Dear Mr. SSLHR,
sslhr: Your comment here is wrong in so many ways that it isn’t worth pointing them out. I’m kind of tired of it.
No. That comment just doesn’t wash. It’s you that has been wrong here in so many ways, from representing yourself medically as completely vacant of scientific reasoning, and then disappearing when others point out your inaccuracies. It just is so amusing to watch your attempts to discredit one person on this board that has a medical background, laser treatment experience, and electrolysis experience, who can read your posts, visit your links, and read your referred documents and know good and well, that what you say, and how you try to back it up just doesn’t wash. As for being tired, you have it in your power to turn off your computer anytime.
sslhr: Without seeing your hair and skin, I don’t know what we are dealing with. So I can’t make any hard commitments. I have no reason not to believe you, but without knowing the situation, you may be obsessing over just a few hairs. Don’t laugh, but I have seen it.
In this statement you go from saying you can’t judge the case by not seeing yet, to just really making disconnected remark of labeling him as almost OCD. If he is getting work, I’m more than sure the electrologist isn’t just inserting the needle into bare skin. Hair is there, we have no reason to doubt Chuck. We have no reason to even imply what you are saying. Please, please, please don’t go labeling people as obsessive/ compulsive, paranoid, delusional, etc. when it very much appears at this point that you really don’t understand the DSM criteria for such. If you did, you would no way on earth label Jimmy James as you did. It’s incomprehensible to me that, even if you did possess such knowledge, you would try to diagnose strangers over the Internet that you have never even met before!
sslhr: I am not sure what you mean by 90% success rate.

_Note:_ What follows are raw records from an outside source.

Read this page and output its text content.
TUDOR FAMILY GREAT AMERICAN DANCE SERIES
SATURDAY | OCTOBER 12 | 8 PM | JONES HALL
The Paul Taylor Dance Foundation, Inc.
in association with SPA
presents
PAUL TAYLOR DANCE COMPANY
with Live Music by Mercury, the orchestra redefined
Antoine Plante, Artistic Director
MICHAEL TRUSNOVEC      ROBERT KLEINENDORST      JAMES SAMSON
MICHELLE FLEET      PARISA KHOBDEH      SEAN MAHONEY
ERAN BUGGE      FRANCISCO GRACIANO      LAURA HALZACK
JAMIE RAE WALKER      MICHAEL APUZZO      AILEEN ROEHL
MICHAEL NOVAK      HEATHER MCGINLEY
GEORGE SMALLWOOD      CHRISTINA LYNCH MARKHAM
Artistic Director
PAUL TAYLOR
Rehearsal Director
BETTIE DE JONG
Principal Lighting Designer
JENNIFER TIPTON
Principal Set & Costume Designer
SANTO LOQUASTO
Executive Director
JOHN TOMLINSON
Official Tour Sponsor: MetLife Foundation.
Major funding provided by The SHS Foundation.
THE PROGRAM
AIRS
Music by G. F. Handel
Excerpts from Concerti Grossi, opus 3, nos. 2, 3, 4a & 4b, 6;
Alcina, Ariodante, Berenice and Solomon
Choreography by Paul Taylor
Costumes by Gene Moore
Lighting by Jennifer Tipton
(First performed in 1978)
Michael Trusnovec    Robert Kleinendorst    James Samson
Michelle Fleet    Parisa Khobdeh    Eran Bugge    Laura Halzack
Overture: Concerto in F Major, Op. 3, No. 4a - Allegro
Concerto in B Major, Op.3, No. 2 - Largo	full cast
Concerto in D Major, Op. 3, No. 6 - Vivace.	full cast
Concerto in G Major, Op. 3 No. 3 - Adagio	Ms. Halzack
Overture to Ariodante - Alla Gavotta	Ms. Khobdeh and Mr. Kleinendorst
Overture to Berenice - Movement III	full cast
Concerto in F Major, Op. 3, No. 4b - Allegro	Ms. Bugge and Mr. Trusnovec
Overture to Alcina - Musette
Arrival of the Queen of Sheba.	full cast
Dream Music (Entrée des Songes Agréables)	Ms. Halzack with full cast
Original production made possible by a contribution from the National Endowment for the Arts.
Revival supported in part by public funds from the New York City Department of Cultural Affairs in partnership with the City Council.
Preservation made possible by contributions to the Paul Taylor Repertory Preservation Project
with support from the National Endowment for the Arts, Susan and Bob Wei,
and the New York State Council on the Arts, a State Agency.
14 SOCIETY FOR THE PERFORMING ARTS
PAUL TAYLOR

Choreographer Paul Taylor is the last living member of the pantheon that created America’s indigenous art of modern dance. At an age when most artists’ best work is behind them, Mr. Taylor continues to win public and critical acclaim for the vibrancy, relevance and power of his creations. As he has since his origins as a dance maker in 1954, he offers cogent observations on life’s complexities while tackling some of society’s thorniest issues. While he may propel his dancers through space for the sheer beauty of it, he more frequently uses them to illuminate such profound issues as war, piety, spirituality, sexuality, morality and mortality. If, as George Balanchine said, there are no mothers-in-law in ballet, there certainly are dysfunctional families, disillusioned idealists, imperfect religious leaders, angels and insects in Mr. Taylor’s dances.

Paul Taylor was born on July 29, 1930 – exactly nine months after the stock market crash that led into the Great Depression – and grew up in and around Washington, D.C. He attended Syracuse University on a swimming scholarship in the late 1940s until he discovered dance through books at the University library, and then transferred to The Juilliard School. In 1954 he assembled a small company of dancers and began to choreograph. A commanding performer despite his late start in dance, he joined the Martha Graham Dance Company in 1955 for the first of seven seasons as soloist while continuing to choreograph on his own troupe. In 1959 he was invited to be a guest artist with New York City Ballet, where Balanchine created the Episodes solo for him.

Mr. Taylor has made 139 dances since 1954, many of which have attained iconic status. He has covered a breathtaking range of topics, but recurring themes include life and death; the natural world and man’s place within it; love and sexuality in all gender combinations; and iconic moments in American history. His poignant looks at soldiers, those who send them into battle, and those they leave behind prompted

It’s time for some Sputnik math. If you have ten apples in a bucket, then remove nine apples. What percentage have you removed? 90%. You have removed 90% of the apples. Now if you start with 100% of the hair and remove 90% of that, and examine it in ten years, is that 90% you removed, …still removed?
Next week we cover Tangent Bundles of Differentiable Manifolds. Go home, get some sleep.
But yes, skin types V and VIs can get successful removal of hair. Depending on the hair and situation, some might also need electrolysis. But I agree that electrolysis and laser are complementary.
Successful removal of hair can be done with a pair of fifty-cent tweezers. Just take the tweezers and pluck one hair out. This statement is really worthless. Quantify. Approximate. Do you even have a successful case in which an african-american wouldn’t have just been better off just going to an electrologist right off the back? I personally know two african-americans that actually had hair induced growth after laser, not to mention a thinner wallet. As for ‘some’, I think, I know, that 100% of the people on this board will agree that ALL african-americans will require electrolysis to gain substantially complete hair removal.
sslhr: And let’s say that represented only 1 percent of the population of people who fail.
No. Let’s not say, let’s be factual. This reminds me of the time you came up with the Neosporin allergy percentage. Where do you get these numbers?
sslhr: But that shows the problem of basing your opinion on what shows up at your door. Unless you know the denominator, it says nothing.
No. She is seeing proof at her door, she is seeing proof on this board, she is gathering proof from colleagues, she is seeing proof on national television as scams are uncovered. This my friend, counts for a whole lot.